Struggling to choose between consider.ly and NVivo? Both products offer unique advantages, making it a tough decision.
consider.ly is a Business & Commerce solution with tags like feedback, research, surveys, interviews, analytics.
It boasts features such as Create surveys to collect quantitative feedback, Conduct 1-on-1 interviews to gather qualitative insights, Collect NPS scores to measure customer satisfaction, Analyze results and feedback to inform product decisions, Integrations with tools like Slack, Jira, etc, Customizable and branded surveys, Schedule and automate surveys and pros including Easy to create and send surveys, In-depth qualitative feedback from interviews, Quantitative data from surveys, Powerful analytics and reporting, Integrates with existing workflows, Customizable and on-brand.
On the other hand, NVivo is a Office & Productivity product tagged with qualitative-analysis, coding, transcription, interviews.
Its standout features include Import and analyze text, audio, video, emails, images, spreadsheets, Code and find themes in qualitative data, Annotate and highlight important passages, Visualize data through charts, maps and models, Collaborate with team members, Integrates with statistical analysis tools like R and Python, and it shines with pros like Powerful tools for qualitative analysis, Flexible importing and visualization, Collaboration features, Integrates with other analysis tools.
To help you make an informed decision, we've compiled a comprehensive comparison of these two products, delving into their features, pros, cons, pricing, and more. Get ready to explore the nuances that set them apart and determine which one is the perfect fit for your requirements.

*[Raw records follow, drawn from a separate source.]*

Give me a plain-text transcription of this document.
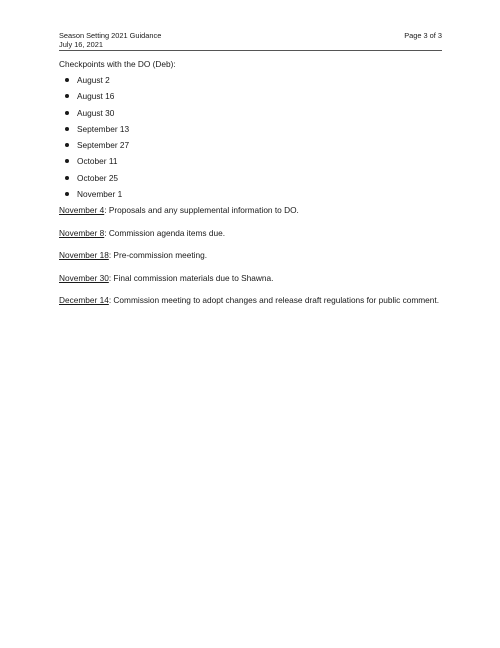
Season Setting 2021 Guidance
July 16, 2021
Page 3 of 3

Checkpoints with the DO (Deb):

August 2
August 16
August 30
September 13
September 27
October 11
October 25
November 1
November 4: Proposals and any supplemental information to DO.
November 8: Commission agenda items due.
November 18: Pre-commission meeting.
November 30: Final commission materials due to Shawna.
December 14: Commission meeting to adopt changes and release draft regulations for public comment.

consider.ly is a feedback and product research platform that allows product teams to collect insights from customers and users. It provides features to create surveys, conduct 1-on-1 interviews, collect NPS feedback, and analyze results to inform product decisions.
NVivo is qualitative data analysis software used by researchers to organize, analyze and find insights in non-numerical or unstructured data like interviews, open-ended survey responses, articles, social media and web content. It allows you to import, classify, code and visualize various data types.